И все-таки — Чехов, «Дядя Ваня», мхатовская сцена. Эдакая неразрывная триада (хотя стоит еще раз повториться, что формально спектакль идет под брендом Табакерки). Тут не то что ставить, перо в руки брать страшно, потому как за век с лишним столько всего было. Какие еще слова, какие приемы изобрести, какие акценты переиначить? Как там сам дядя Ваня (по другому, правда, поводу) говорит: умным уже известно, а для глупых неинтересно. Оказывается, не все известно, еще интересно. Сквозь какое зеркало Карбаускис, человек тридцати двух лет, генетически не обремененный извечной русской хандрой, разглядит чеховских персонажей? Хотя изначально ясно, что сентиментального надрыва ждать не надо, но есть надежда жесткого, незамыленного, молодого взгляда на давно знакомую ситуацию. И куда деваться от мощного мхатовско-актерского пиетета перед вожделенными героями, от сострадания и сантимента, которых и под пытками не отнять? Наверное, в биографии Карбаускиса «Дядя Ваня» — самый сложный спектакль. Наверное, эта сшибка взглядов и интересов все же существовала, потому что спектакль вышел не столь цельным и органичным, как это обычно бывало у режиссера. Его атмосфера переменчива, его ритмы все время сбиваются, эмоции скачут от трагедийных ноток до мелодраматической слезливости, от свежести «первого чтения» до набившей оскомину хрестоматийности.

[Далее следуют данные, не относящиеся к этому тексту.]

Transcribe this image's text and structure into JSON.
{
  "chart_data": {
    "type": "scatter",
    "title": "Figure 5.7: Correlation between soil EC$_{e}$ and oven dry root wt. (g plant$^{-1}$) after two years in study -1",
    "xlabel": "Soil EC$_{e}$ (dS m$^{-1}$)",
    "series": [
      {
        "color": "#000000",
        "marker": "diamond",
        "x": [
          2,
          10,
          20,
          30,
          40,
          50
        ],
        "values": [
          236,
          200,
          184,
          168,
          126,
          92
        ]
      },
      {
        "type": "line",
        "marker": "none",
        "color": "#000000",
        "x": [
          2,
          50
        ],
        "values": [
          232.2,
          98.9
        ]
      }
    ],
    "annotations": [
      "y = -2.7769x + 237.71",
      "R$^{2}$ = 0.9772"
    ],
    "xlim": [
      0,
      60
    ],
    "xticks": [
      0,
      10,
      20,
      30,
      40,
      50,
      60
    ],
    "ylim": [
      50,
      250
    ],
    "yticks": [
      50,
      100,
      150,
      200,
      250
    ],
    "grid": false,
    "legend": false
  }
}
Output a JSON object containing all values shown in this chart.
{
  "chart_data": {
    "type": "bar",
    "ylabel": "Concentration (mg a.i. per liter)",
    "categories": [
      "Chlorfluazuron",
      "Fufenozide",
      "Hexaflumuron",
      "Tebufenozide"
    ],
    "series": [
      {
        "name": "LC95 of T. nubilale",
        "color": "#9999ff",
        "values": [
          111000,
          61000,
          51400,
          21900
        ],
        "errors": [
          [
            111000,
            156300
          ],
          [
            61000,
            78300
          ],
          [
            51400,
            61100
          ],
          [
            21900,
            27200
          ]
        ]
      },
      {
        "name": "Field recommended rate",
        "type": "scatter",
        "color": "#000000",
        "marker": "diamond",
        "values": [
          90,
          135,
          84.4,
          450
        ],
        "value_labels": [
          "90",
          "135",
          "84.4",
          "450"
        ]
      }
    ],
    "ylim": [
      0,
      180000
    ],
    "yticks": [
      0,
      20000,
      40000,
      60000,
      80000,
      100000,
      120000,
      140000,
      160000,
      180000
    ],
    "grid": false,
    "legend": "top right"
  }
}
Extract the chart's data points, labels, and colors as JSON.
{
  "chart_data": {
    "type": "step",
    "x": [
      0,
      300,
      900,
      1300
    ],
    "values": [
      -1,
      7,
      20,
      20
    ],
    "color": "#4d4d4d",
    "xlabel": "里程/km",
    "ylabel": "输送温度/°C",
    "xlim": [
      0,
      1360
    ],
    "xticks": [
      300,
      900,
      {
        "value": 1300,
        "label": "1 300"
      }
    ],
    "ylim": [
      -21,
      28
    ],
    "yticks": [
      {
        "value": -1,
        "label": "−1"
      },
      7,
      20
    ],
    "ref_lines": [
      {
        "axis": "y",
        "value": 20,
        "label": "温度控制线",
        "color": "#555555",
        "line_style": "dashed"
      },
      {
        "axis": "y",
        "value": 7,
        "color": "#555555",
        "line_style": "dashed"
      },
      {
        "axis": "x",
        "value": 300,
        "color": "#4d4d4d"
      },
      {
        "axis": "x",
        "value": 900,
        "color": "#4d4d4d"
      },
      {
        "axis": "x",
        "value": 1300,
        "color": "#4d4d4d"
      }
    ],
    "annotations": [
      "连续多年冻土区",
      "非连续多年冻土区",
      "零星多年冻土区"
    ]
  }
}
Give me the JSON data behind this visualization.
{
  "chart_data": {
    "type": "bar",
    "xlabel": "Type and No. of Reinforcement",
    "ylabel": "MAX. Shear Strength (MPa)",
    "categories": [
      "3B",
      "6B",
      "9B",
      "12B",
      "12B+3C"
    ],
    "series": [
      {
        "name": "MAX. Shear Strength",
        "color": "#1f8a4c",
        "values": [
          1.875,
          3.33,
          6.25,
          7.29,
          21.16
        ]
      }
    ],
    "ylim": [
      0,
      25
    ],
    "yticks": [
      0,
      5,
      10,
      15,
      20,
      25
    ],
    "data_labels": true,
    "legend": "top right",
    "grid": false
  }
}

Тут есть свои минусы и плюсы, которые порой парадоксально трансформируются друг в друга и высекают главное: живое действие, не упертое в железобетонную «концепцию». Хотя четкость последней не помешала бы, если речь идет о Карбаускисе. Но театр — дело сложное, порой амбициозное. В нынешнем «Дяде Ване» есть пространство для роста, маневры для неожиданных поворотов. Его небезынтересно будет увидеть пару-тройку месяцев спустя. Согласитесь, подобное желание провоцирует далеко не каждое действо. В постановке Карбаускиса нет ничего авангардистского, и в то же время она приподнята над «бытом». Людей вполне реальных словно видишь не лицом к лицу, а на пресловутом расстоянье или в застеколье. Значит, «свободен» и зритель, который вправе делать и собственные выводы.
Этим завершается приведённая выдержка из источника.